I am not sure why there are such big differences in the performance. Thank you for your help!

stevengj · July 4, 2021, 8:23pm

First, you are breaking the very first rule in the performance tips: you are using a global variable xvec, rather than passing it as a parameter.

Second, you inner functions _f1(x) etcetera are referring to the variable ans, and Julia thinks that this is referring to the variable ans in the surrounding scope, which is not what you want (and is leading to unwanted allocations).

A better comparison would be:

function fdot(xvec)
    _f1(x) = 1/(1+x^2)
    return sum(@. xvec * _f1(xvec))
end
function fcompre(xvec)
    _f2(x) = 1/(1+x^2)
    return sum(x * _f2(x) for x in xvec)
end
function floop(xvec)
    _f3(x) = 1/(1+x^2)
    ans = 0.0
    for x in xvec
        ans += x * _f3(x)
    end
    return ans
end

from which I get:

julia> @btime fdot($xvec); @btime fcompre($xvec); @btime floop($xvec);
  3.776 μs (1 allocation: 7.94 KiB)
  3.488 μs (0 allocations: 0 bytes)
  3.402 μs (0 allocations: 0 bytes)

Note that fdot is slower because it allocates a temporary vector (to store @. xvec * _f1(xvec)) before calling sum.

I try to learn the way to speed up sums / integrals.

Note also that if you are computing integrals, you can generally do much better by using a quadrature scheme based on unequally-spaced points, e.g. via the QuadGK.jl package.

pmlo · July 4, 2021, 9:23pm

Thank you for the explanation.
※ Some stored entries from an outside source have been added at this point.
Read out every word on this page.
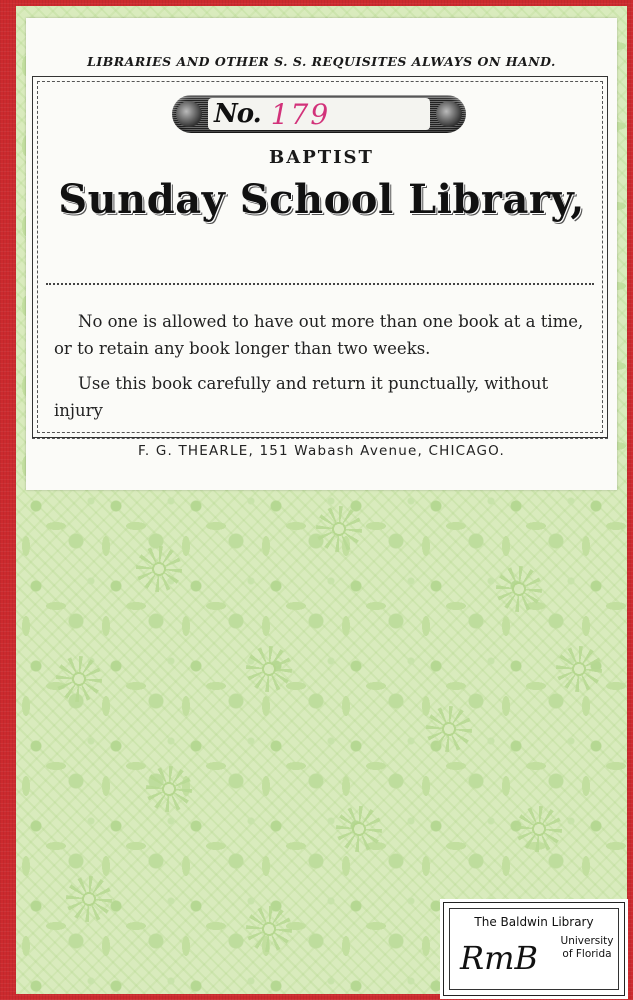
LIBRARIES AND OTHER S. S. REQUISITES ALWAYS ON HAND.
No. 179
BAPTIST
Sunday School Library,

No one is allowed to have out more than one book at a time, or to retain any book longer than two weeks.

Use this book carefully and return it punctually, without injury

F. G. THEARLE, 151 Wabash Avenue, CHICAGO.
The Baldwin Library
RmB	University of Florida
May be what I try to understand is the huge difference in choosing one of the option to perform the sum:

function test2()

    function fpick()

        xvec = range(0.0, 4.0, length=1000)
        function _f1(x)
            ans = 1/(1+x^2)
            return ans
        end

        # pick one
        ans = sum(@. xvec * _f1(xvec))
        #ans = sum(x * _f1(x) for x in xvec)
        #=
        ans = 0.0
        for x in xvec
            ans += x * _f1(x)
        end
        =#
        return ans
    end

    fpick()
end

and your answer for the need to temporary store a vector for @. helps.
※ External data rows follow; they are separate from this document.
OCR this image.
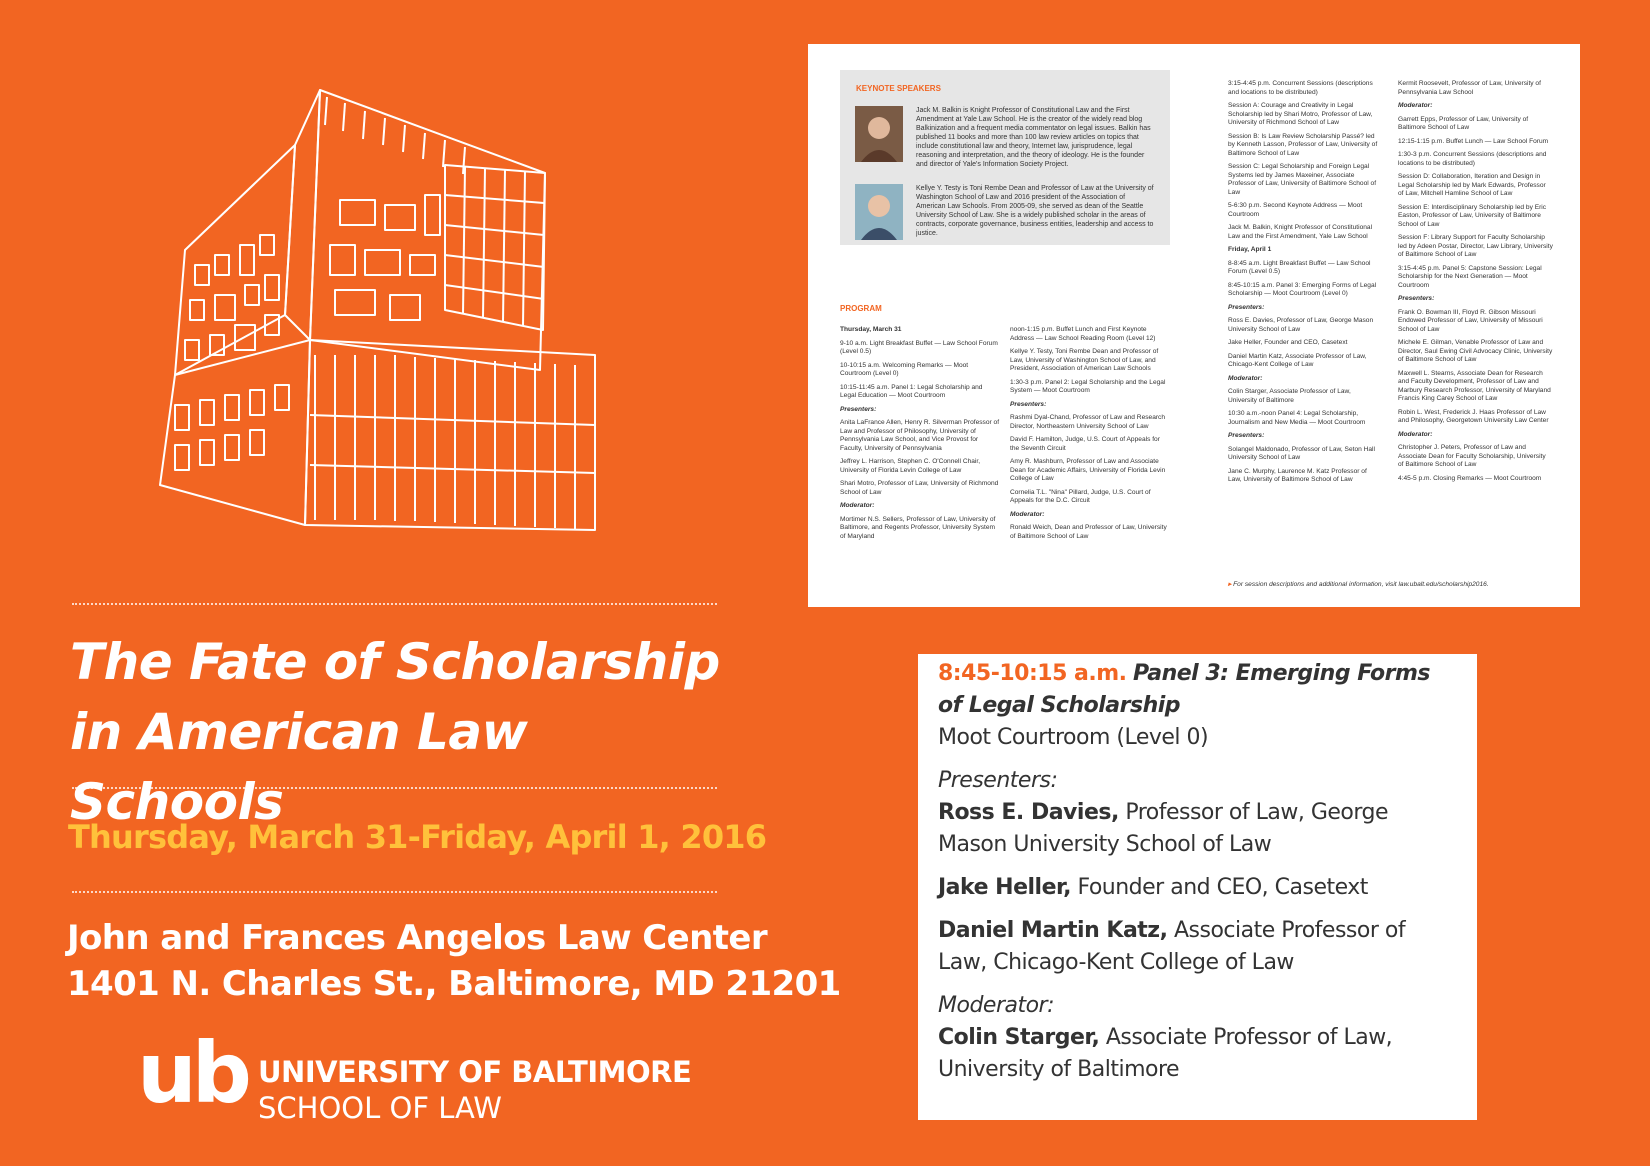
The Fate of Scholarship
in American Law Schools
Thursday, March 31-Friday, April 1, 2016
John and Frances Angelos Law Center
1401 N. Charles St., Baltimore, MD 21201
ub UNIVERSITY OF BALTIMORE
SCHOOL OF LAW
KEYNOTE SPEAKERS
Jack M. Balkin is Knight Professor of Constitutional Law and the First Amendment at Yale Law School. He is the creator of the widely read blog Balkinization and a frequent media commentator on legal issues. Balkin has published 11 books and more than 100 law review articles on topics that include constitutional law and theory, Internet law, jurisprudence, legal reasoning and interpretation, and the theory of ideology. He is the founder and director of Yale's Information Society Project.
Kellye Y. Testy is Toni Rembe Dean and Professor of Law at the University of Washington School of Law and 2016 president of the Association of American Law Schools. From 2005-09, she served as dean of the Seattle University School of Law. She is a widely published scholar in the areas of contracts, corporate governance, business entities, leadership and access to justice.
PROGRAM

Thursday, March 31

9-10 a.m. Light Breakfast Buffet — Law School Forum (Level 0.5)

10-10:15 a.m. Welcoming Remarks — Moot Courtroom (Level 0)

10:15-11:45 a.m. Panel 1: Legal Scholarship and Legal Education — Moot Courtroom

Presenters:

Anita LaFrance Allen, Henry R. Silverman Professor of Law and Professor of Philosophy, University of Pennsylvania Law School, and Vice Provost for Faculty, University of Pennsylvania

Jeffrey L. Harrison, Stephen C. O'Connell Chair, University of Florida Levin College of Law

Shari Motro, Professor of Law, University of Richmond School of Law

Moderator:

Mortimer N.S. Sellers, Professor of Law, University of Baltimore, and Regents Professor, University System of Maryland

noon-1:15 p.m. Buffet Lunch and First Keynote Address — Law School Reading Room (Level 12)

Kellye Y. Testy, Toni Rembe Dean and Professor of Law, University of Washington School of Law, and President, Association of American Law Schools

1:30-3 p.m. Panel 2: Legal Scholarship and the Legal System — Moot Courtroom

Presenters:

Rashmi Dyal-Chand, Professor of Law and Research Director, Northeastern University School of Law

David F. Hamilton, Judge, U.S. Court of Appeals for the Seventh Circuit

Amy R. Mashburn, Professor of Law and Associate Dean for Academic Affairs, University of Florida Levin College of Law

Cornelia T.L. "Nina" Pillard, Judge, U.S. Court of Appeals for the D.C. Circuit

Moderator:

Ronald Weich, Dean and Professor of Law, University of Baltimore School of Law

3:15-4:45 p.m. Concurrent Sessions (descriptions and locations to be distributed)

Session A: Courage and Creativity in Legal Scholarship led by Shari Motro, Professor of Law, University of Richmond School of Law

Session B: Is Law Review Scholarship Passé? led by Kenneth Lasson, Professor of Law, University of Baltimore School of Law

Session C: Legal Scholarship and Foreign Legal Systems led by James Maxeiner, Associate Professor of Law, University of Baltimore School of Law

5-6:30 p.m. Second Keynote Address — Moot Courtroom

Jack M. Balkin, Knight Professor of Constitutional Law and the First Amendment, Yale Law School

Friday, April 1

8-8:45 a.m. Light Breakfast Buffet — Law School Forum (Level 0.5)

8:45-10:15 a.m. Panel 3: Emerging Forms of Legal Scholarship — Moot Courtroom (Level 0)

Presenters:

Ross E. Davies, Professor of Law, George Mason University School of Law

Jake Heller, Founder and CEO, Casetext

Daniel Martin Katz, Associate Professor of Law, Chicago-Kent College of Law

Moderator:

Colin Starger, Associate Professor of Law, University of Baltimore

10:30 a.m.-noon Panel 4: Legal Scholarship, Journalism and New Media — Moot Courtroom

Presenters:

Solangel Maldonado, Professor of Law, Seton Hall University School of Law

Jane C. Murphy, Laurence M. Katz Professor of Law, University of Baltimore School of Law

Kermit Roosevelt, Professor of Law, University of Pennsylvania Law School

Moderator:

Garrett Epps, Professor of Law, University of Baltimore School of Law

12:15-1:15 p.m. Buffet Lunch — Law School Forum

1:30-3 p.m. Concurrent Sessions (descriptions and locations to be distributed)

Session D: Collaboration, Iteration and Design in Legal Scholarship led by Mark Edwards, Professor of Law, Mitchell Hamline School of Law

Session E: Interdisciplinary Scholarship led by Eric Easton, Professor of Law, University of Baltimore School of Law

Session F: Library Support for Faculty Scholarship led by Adeen Postar, Director, Law Library, University of Baltimore School of Law

3:15-4:45 p.m. Panel 5: Capstone Session: Legal Scholarship for the Next Generation — Moot Courtroom

Presenters:

Frank O. Bowman III, Floyd R. Gibson Missouri Endowed Professor of Law, University of Missouri School of Law

Michele E. Gilman, Venable Professor of Law and Director, Saul Ewing Civil Advocacy Clinic, University of Baltimore School of Law

Maxwell L. Stearns, Associate Dean for Research and Faculty Development, Professor of Law and Marbury Research Professor, University of Maryland Francis King Carey School of Law

Robin L. West, Frederick J. Haas Professor of Law and Philosophy, Georgetown University Law Center

Moderator:

Christopher J. Peters, Professor of Law and Associate Dean for Faculty Scholarship, University of Baltimore School of Law

4:45-5 p.m. Closing Remarks — Moot Courtroom

▸ For session descriptions and additional information, visit law.ubalt.edu/scholarship2016.

8:45-10:15 a.m. Panel 3: Emerging Forms of Legal Scholarship

Moot Courtroom (Level 0)

Presenters:

Ross E. Davies, Professor of Law, George Mason University School of Law

Jake Heller, Founder and CEO, Casetext

Daniel Martin Katz, Associate Professor of Law, Chicago-Kent College of Law

Moderator:

Colin Starger, Associate Professor of Law, University of Baltimore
For integrals, I am using Gaussian Legendre from FastGaussQuadrature.jl, and is surprised to find

xvec, xweight = gausslegendre(N)

# pick one
ans = sum(@. xweight * _f(xvec) )
ans = sum( xw * _f(x) for (x, xw) in zip(xvec, xweight))

gives quite different performance in some (other) integrals I have. Thank you again!
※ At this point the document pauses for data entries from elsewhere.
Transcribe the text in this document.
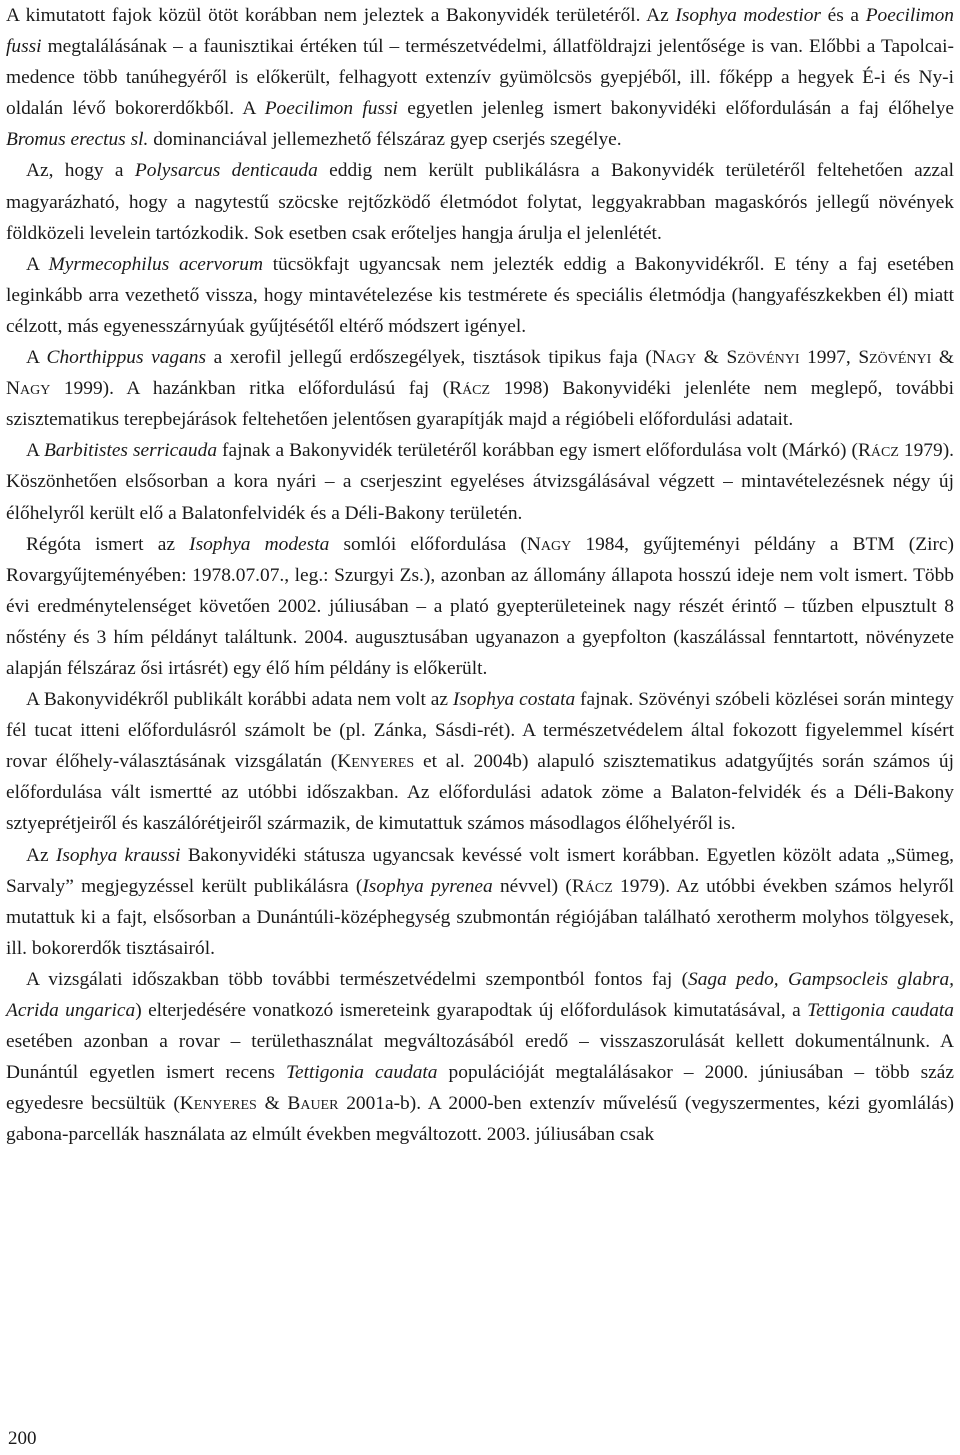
A kimutatott fajok közül ötöt korábban nem jeleztek a Bakonyvidék területéről. Az Isophya modestior és a Poecilimon fussi megtalálásának – a faunisztikai értéken túl – természetvédelmi, állatföldrajzi jelentősége is van. Előbbi a Tapolcai-medence több tanúhegyéről is előkerült, felhagyott extenzív gyümölcsös gyepjéből, ill. főképp a hegyek É-i és Ny-i oldalán lévő bokorerdőkből. A Poecilimon fussi egyetlen jelenleg ismert bakonyvidéki előfordulásán a faj élőhelye Bromus erectus sl. dominanciával jellemezhető félszáraz gyep cserjés szegélye.

Az, hogy a Polysarcus denticauda eddig nem került publikálásra a Bakonyvidék területéről feltehetően azzal magyarázható, hogy a nagytestű szöcske rejtőzködő életmódot folytat, leggyakrabban magaskórós jellegű növények földközeli levelein tartózkodik. Sok esetben csak erőteljes hangja árulja el jelenlétét.

A Myrmecophilus acervorum tücsökfajt ugyancsak nem jelezték eddig a Bakonyvidékről. E tény a faj esetében leginkább arra vezethető vissza, hogy mintavételezése kis testmérete és speciális életmódja (hangyafészkekben él) miatt célzott, más egyenesszárnyúak gyűjtésétől eltérő módszert igényel.

A Chorthippus vagans a xerofil jellegű erdőszegélyek, tisztások tipikus faja (Nagy & Szövényi 1997, Szövényi & Nagy 1999). A hazánkban ritka előfordulású faj (Rácz 1998) Bakonyvidéki jelenléte nem meglepő, további szisztematikus terepbejárások feltehetően jelentősen gyarapítják majd a régióbeli előfordulási adatait.

A Barbitistes serricauda fajnak a Bakonyvidék területéről korábban egy ismert előfordulása volt (Márkó) (Rácz 1979). Köszönhetően elsősorban a kora nyári – a cserjeszint egyeléses átvizsgálásával végzett – mintavételezésnek négy új élőhelyről került elő a Balatonfelvidék és a Déli-Bakony területén.

Régóta ismert az Isophya modesta somlói előfordulása (Nagy 1984, gyűjteményi példány a BTM (Zirc) Rovargyűjteményében: 1978.07.07., leg.: Szurgyi Zs.), azonban az állomány állapota hosszú ideje nem volt ismert. Több évi eredménytelenséget követően 2002. júliusában – a plató gyepterületeinek nagy részét érintő – tűzben elpusztult 8 nőstény és 3 hím példányt találtunk. 2004. augusztusában ugyanazon a gyepfolton (kaszálással fenntartott, növényzete alapján félszáraz ősi irtásrét) egy élő hím példány is előkerült.

A Bakonyvidékről publikált korábbi adata nem volt az Isophya costata fajnak. Szövényi szóbeli közlései során mintegy fél tucat itteni előfordulásról számolt be (pl. Zánka, Sásdi-rét). A természetvédelem által fokozott figyelemmel kísért rovar élőhely-választásának vizsgálatán (Kenyeres et al. 2004b) alapuló szisztematikus adatgyűjtés során számos új előfordulása vált ismertté az utóbbi időszakban. Az előfordulási adatok zöme a Balaton-felvidék és a Déli-Bakony sztyeprétjeiről és kaszálórétjeiről származik, de kimutattuk számos másodlagos élőhelyéről is.

Az Isophya kraussi Bakonyvidéki státusza ugyancsak kevéssé volt ismert korábban. Egyetlen közölt adata „Sümeg, Sarvaly” megjegyzéssel került publikálásra (Isophya pyrenea névvel) (Rácz 1979). Az utóbbi években számos helyről mutattuk ki a fajt, elsősorban a Dunántúli-középhegység szubmontán régiójában található xerotherm molyhos tölgyesek, ill. bokorerdők tisztásairól.

A vizsgálati időszakban több további természetvédelmi szempontból fontos faj (Saga pedo, Gampsocleis glabra, Acrida ungarica) elterjedésére vonatkozó ismereteink gyarapodtak új előfordulások kimutatásával, a Tettigonia caudata esetében azonban a rovar – területhasználat megváltozásából eredő – visszaszorulását kellett dokumentálnunk. A Dunántúl egyetlen ismert recens Tettigonia caudata populációját megtalálásakor – 2000. júniusában – több száz egyedesre becsültük (Kenyeres & Bauer 2001a-b). A 2000-ben extenzív művelésű (vegyszermentes, kézi gyomlálás) gabona-parcellák használata az elmúlt években megváltozott. 2003. júliusában csak

200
Joris_Pinkse · July 4, 2021, 10:26pm

You appear to have missed an important point of what @stevengj was telling you re scope. Note the improvement in speed.

using BenchmarkTools

function test2()

    function fpick()

        xvec = range(0.0, 4.0, length=1000)
        function _f1(x)
            local ans = 1/(1+x^2)
            return ans
        end

        # pick one
        local ans = sum(@. xvec * _f1(xvec))
        #ans = sum(x * _f1(x) for x in xvec)
        #=
        ans = 0.0
        for x in xvec
            ans += x * _f1(x)
        end
        =#
        return ans
    end

    fpick()
end


function test3()

    function fpick()

        xvec = range(0.0, 4.0, length=1000)
        function _f1(x)
            local ans = 1/(1+x^2)
            return ans
        end

        # pick one
        # local ans = sum(@. xvec * _f1(xvec))
        local ans = sum(x * _f1(x) for x in xvec)
        #=
        ans = 0.0
        for x in xvec
            ans += x * _f1(x)
        end
        =#
        return ans
    end

    fpick()
end

pmlo · July 4, 2021, 10:56pm

Thank you. Indeed I have not understood that point. Now I do! I thought (wrongly) that “ans” inside are unaffected by “ans” outside.
[what I think is still true: “ans” inside _f1, despite the “ans” outside, should be local since it is an assignment (without the global flag), and will not modify the “ans” outside. The functions will get the right answer, but using the same names seems to make it necessary to do a lot of pointless allocations, and that slow things down. ]

And indeed simply renaming / adding local for “ans” inside function speed up the all options. Thank you!